Applying the above test, the Court concludes that it would be appropriate to abstain from issuing injunctive relief with respect to the criminal charges pending against Plaintiff. Moreover, if Plaintiff were to be convicted, Plaintiff would still be required to exhaust his available state court appellate remedies with the Michigan Court of Appeals and the Michigan Supreme Court prior to seeking federal relief. For purposes of Younger, a state's trial and appeals process is “treated as a unitary system” and a party may not obtain federal intervention “by terminating the state judicial process prematurely” by foregoing state appeals to attack the trial court's judgment in federal court. New Orleans Public Service, Inc. v. Council of the City of New Orleans, 491 U.S. 350, 369 (1989). A necessary prerequisite of the Younger doctrine is that a party [prior to contesting the judgment of a state judicial tribunal in federal court] must exhaust his or her state appellate remedies before seeking relief in the district court. Huffman v. Pursue, Ltd., 420 U.S. 592, 608 (1975). For purposes of the first requirement of the Younger doctrine, a state criminal prosecution will be considered to be pending in the state courts if at the time of the filing of the federal complaint, not all of the state appellate remedies have been exhausted. See Tesmer v. Granholm, 114 F.Supp.2d 603, 612 (E.D. Mich. 2000)(quoting Mounkes v. Conklin, 922 F.Supp. 1501, 1511 (D. Kan. 1996)).

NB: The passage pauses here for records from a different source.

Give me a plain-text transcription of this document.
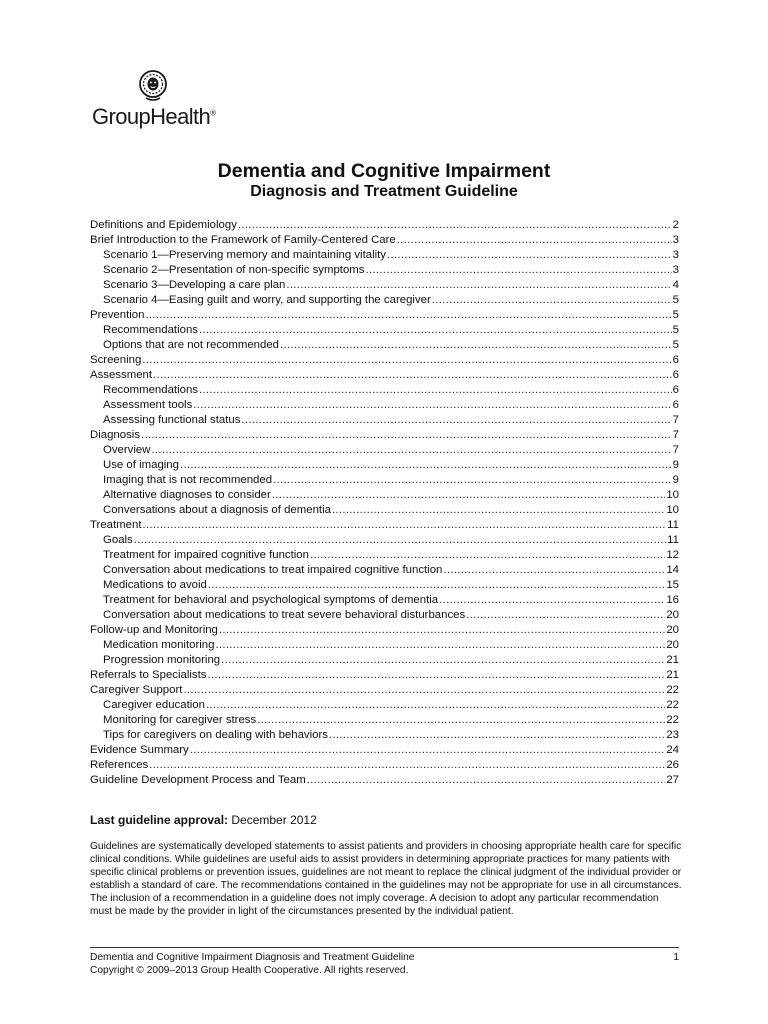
GroupHealth®
Dementia and Cognitive Impairment
Diagnosis and Treatment Guideline
Definitions and Epidemiology .....	2
Brief Introduction to the Framework of Family-Centered Care .....	3
Scenario 1—Preserving memory and maintaining vitality .....	3
Scenario 2—Presentation of non-specific symptoms .....	3
Scenario 3—Developing a care plan .....	4
Scenario 4—Easing guilt and worry, and supporting the caregiver .....	5
Prevention .....	5
Recommendations .....	5
Options that are not recommended .....	5
Screening .....	6
Assessment .....	6
Recommendations .....	6
Assessment tools .....	6
Assessing functional status .....	7
Diagnosis .....	7
Overview .....	7
Use of imaging .....	9
Imaging that is not recommended .....	9
Alternative diagnoses to consider .....	10
Conversations about a diagnosis of dementia .....	10
Treatment .....	11
Goals .....	11
Treatment for impaired cognitive function .....	12
Conversation about medications to treat impaired cognitive function .....	14
Medications to avoid .....	15
Treatment for behavioral and psychological symptoms of dementia .....	16
Conversation about medications to treat severe behavioral disturbances .....	20
Follow-up and Monitoring .....	20
Medication monitoring .....	20
Progression monitoring .....	21
Referrals to Specialists .....	21
Caregiver Support .....	22
Caregiver education .....	22
Monitoring for caregiver stress .....	22
Tips for caregivers on dealing with behaviors .....	23
Evidence Summary .....	24
References .....	26
Guideline Development Process and Team .....	27
Last guideline approval: December 2012
Guidelines are systematically developed statements to assist patients and providers in choosing appropriate health care for specific clinical conditions. While guidelines are useful aids to assist providers in determining appropriate practices for many patients with specific clinical problems or prevention issues, guidelines are not meant to replace the clinical judgment of the individual provider or establish a standard of care. The recommendations contained in the guidelines may not be appropriate for use in all circumstances. The inclusion of a recommendation in a guideline does not imply coverage. A decision to adopt any particular recommendation must be made by the provider in light of the circumstances presented by the individual patient.
Dementia and Cognitive Impairment Diagnosis and Treatment Guideline	1
Copyright © 2009–2013 Group Health Cooperative. All rights reserved.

Next, with respect to any ongoing criminal case, “there is no question that the ongoing prosecution implicates important state interests.” Davis v. Lansing, 851 F.2d 72, 76 (2nd Cir. 1988); See also Hansel v. Town Court for Town of Springield, N.Y., 56 F.3d 391, 393 (2nd Cir. 1995) (“it is axiomatic that a state's interest in the administration of criminal justice within its borders is an important one”).
Finally, with respect to the third factor, Plaintiff has an opportunity to challenge the constitutionality of any pending criminal charges or any convictions in the state courts. Federal courts must presume that the state courts are able to protect the interests of a federal plaintiff. See Kelm v. Hyatt, 44 F.3d 415, 420 (6th Cir. 1995).
A district court deciding to abstain under Younger has the option of either dismissing the case without prejudice or holding the case in abeyance. See Coles v. Granville, 448 F.3d 853, 865 (6th Cir. 2006). In exercising this discretion, a district court should look to the nature of the state proceedings and consider whether a litigant will be able to address his or her federal claim on the merits in the state court proceeding. Id. The court should also consider whether there are any statute of limitations issues should the case be dismissed and the limitations clock continue to run. Id.
The Court dismisses Plaintiff's action without prejudice rather than hold the case in abeyance; any claims by Plaintiff involving his criminal case would not accrue until he was acquitted or his conviction was reversed on appeal.
V. CONCLUSION
IT IS ORDERED that the Plaintiff's Complaint (ECF No. 1) is DISMISSED WITHOUT PREJUDICE.
Based on the preceding order, this Court certifies that any appeal by Plaintiff would be frivolous and not in good faith. 28 U.S.C. § 1915(a)(3); Coppedge v. United States, 369 U.S. 438, 445 (1962).